2 En Ik zal u omwenden, en een zeshaak in u slaan, en u optrekken uit de zijden van het noorden, en Ik zal u brengen op de bergen Israels.

3 Maar Ik zal uw boog uit uw linkerhand slaan, en Ik zal uw pijlen uit uw rechterhand doen vallen.

4 Op de bergen Israels zult gij vallen, gij en al uw benden, en de volken, die met u zijn; Ik heb u aan de roofvogelen, aan het gevogelte van allen vleugel, en aan het gedierte des velds ter spijze gegeven.

5 Op het open veld zult gij vallen; want Ik heb het gesproken, spreekt de Heere Heere.

6 En Ik zal een vuur zenden in Magog, en onder degenen, die in de eilanden zeker wonen; en zij zullen weten, dat Ik de HEERE ben.

7 En Ik zal Mijn heiligen Naam in het midden van Mijn volk Israel bekend maken, en zal Mijn heiligen Naam niet meer laten ontheiligen; en de heidenen zullen weten, dat Ik de HEERE ben, de Heilige in Israel.

8 Ziet, het komt en zal geschieden, spreekt de Heere Heere; dit is de dag, van welken Ik gesproken heb.

9 En de inwoners der steden Israels zullen uitgaan, en vuur stoken en branden van de wapenen, zo van schilden als rondassen, van bogen en van pijlen, zo van handstokken als van spiesen; en zij zullen daarvan vuur stoken zeven jaren;

10 Zodat zij geen hout uit het veld zullen dragen, noch uit de wouden houwen, maar van de wapenen vuur stoken; en zij zullen beroven degenen, die hen beroofd hadden, en plunderen, die hen geplunderd hadden, spreekt de Heere Heere.

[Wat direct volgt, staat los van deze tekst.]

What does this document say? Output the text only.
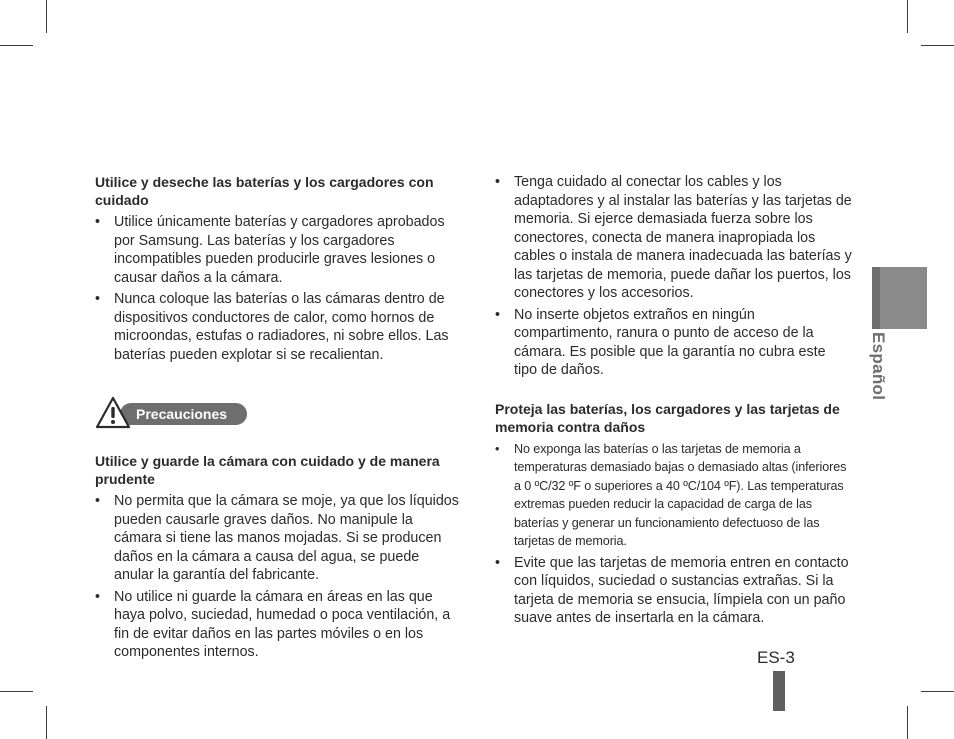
Utilice y deseche las baterías y los cargadores con cuidado
• Utilice únicamente baterías y cargadores aprobados por Samsung. Las baterías y los cargadores incompatibles pueden producirle graves lesiones o causar daños a la cámara.
• Nunca coloque las baterías o las cámaras dentro de dispositivos conductores de calor, como hornos de microondas, estufas o radiadores, ni sobre ellos. Las baterías pueden explotar si se recalientan.
Precauciones
Utilice y guarde la cámara con cuidado y de manera prudente
• No permita que la cámara se moje, ya que los líquidos pueden causarle graves daños. No manipule la cámara si tiene las manos mojadas. Si se producen daños en la cámara a causa del agua, se puede anular la garantía del fabricante.
• No utilice ni guarde la cámara en áreas en las que haya polvo, suciedad, humedad o poca ventilación, a fin de evitar daños en las partes móviles o en los componentes internos.
• Tenga cuidado al conectar los cables y los adaptadores y al instalar las baterías y las tarjetas de memoria. Si ejerce demasiada fuerza sobre los conectores, conecta de manera inapropiada los cables o instala de manera inadecuada las baterías y las tarjetas de memoria, puede dañar los puertos, los conectores y los accesorios.
• No inserte objetos extraños en ningún compartimento, ranura o punto de acceso de la cámara. Es posible que la garantía no cubra este tipo de daños.
Proteja las baterías, los cargadores y las tarjetas de memoria contra daños
• No exponga las baterías o las tarjetas de memoria a temperaturas demasiado bajas o demasiado altas (inferiores a 0 ºC/32 ºF o superiores a 40 ºC/104 ºF). Las temperaturas extremas pueden reducir la capacidad de carga de las baterías y generar un funcionamiento defectuoso de las tarjetas de memoria.
• Evite que las tarjetas de memoria entren en contacto con líquidos, suciedad o sustancias extrañas. Si la tarjeta de memoria se ensucia, límpiela con un paño suave antes de insertarla en la cámara.
Español
ES-3
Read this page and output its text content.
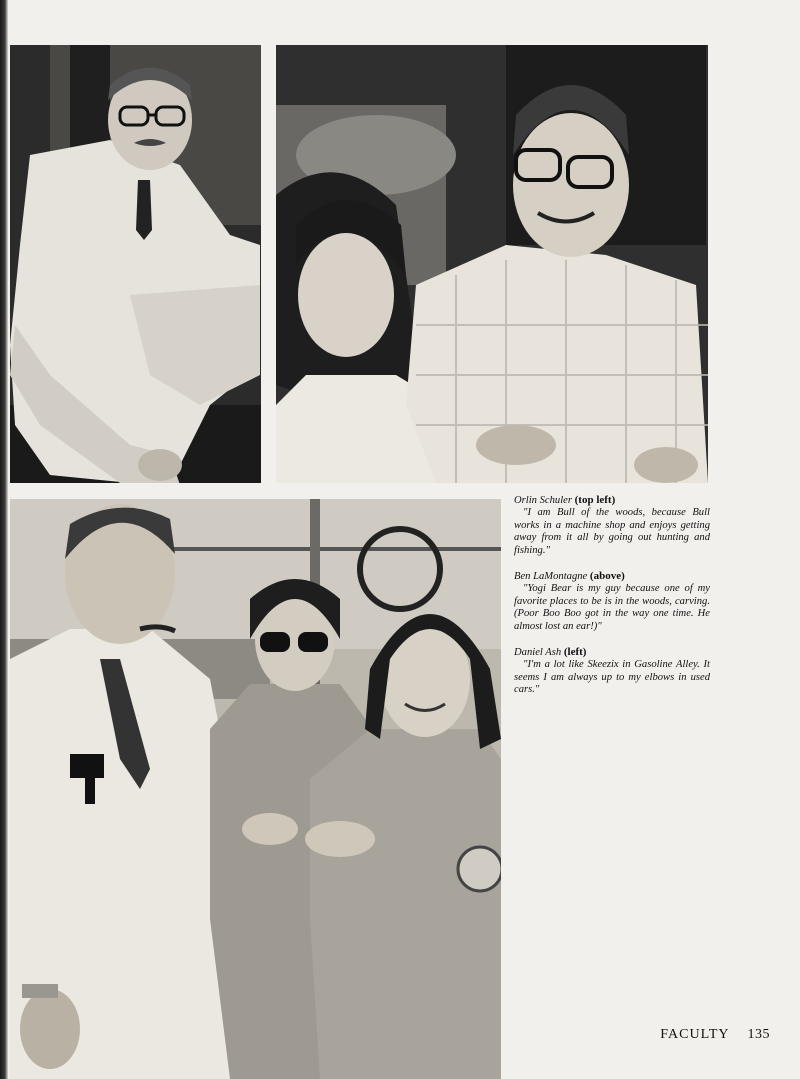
Orlin Schuler (top left)

"I am Bull of the woods, because Bull works in a machine shop and enjoys getting away from it all by going out hunting and fishing."

Ben LaMontagne (above)

"Yogi Bear is my guy because one of my favorite places to be is in the woods, carving. (Poor Boo Boo got in the way one time. He almost lost an ear!)"

Daniel Ash (left)

"I'm a lot like Skeezix in Gasoline Alley. It seems I am always up to my elbows in used cars."

FACULTY 135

11 En het zal te dien dage geschieden, dat Ik aan Gog aldaar een grafstede in Israel zal geven, het dal der doorgangers naar het oosten der zee; en datzelve zal den doorgangers den neus stoppen; en aldaar zullen zij begraven Gog en zijn ganse menigte, en zullen het noemen: Het dal van Gogs menigte.

12 Het huis Israels nu zal hen begraven, om het land te reinigen, zeven maanden lang.

13 Ja, al het volk des lands zal begraven, en het zal hun tot een naam zijn, ten dage als Ik zal verheerlijkt zijn, spreekt de Heere Heere.

14 Ook zullen zij mannen uitscheiden, die gestadig door het land doorgaan, en doodgravers met de doorgangers, om te begraven degenen, die op den aardbodem zijn overgelaten, om dien te reinigen; ten einde van zeven maanden zullen zij onderzoek doen.

15 En deze doorgangers zullen door het land doorgaan, en als iemand een mensenbeen ziet, zo zal hij een merkteken daarbij oprichten; totdat de doodgravers hetzelve zullen hebben begraven in het dal van Gogs menigte.

16 Ook zo zal de naam der stad Hamona zijn. Alzo zullen zij het land reinigen.

17 Gij dan, mensenkind! zo zegt de Heere Heere: Zeg tot het gevogelte van allen vleugel, en tot al het gedierte des velds: Vergadert u, en komt aan, verzamelt u van rondom, tot Mijn slachtoffer, dat Ik voor u geslacht heb, een groot slachtoffer, op de bergen Israels, en eet vlees, en drink bloed.

18 Het vlees der helden zult gij eten, en het bloed van de vorsten der aarde drinken; der rammen, der lammeren, en bokken, en varren, die altemaal gemesten van Basan zijn.

19 En gij zult het vette eten tot verzadiging toe, en bloed drinken tot dronkenschap toe; van Mijn slachtoffer, dat Ik voor u geslacht heb.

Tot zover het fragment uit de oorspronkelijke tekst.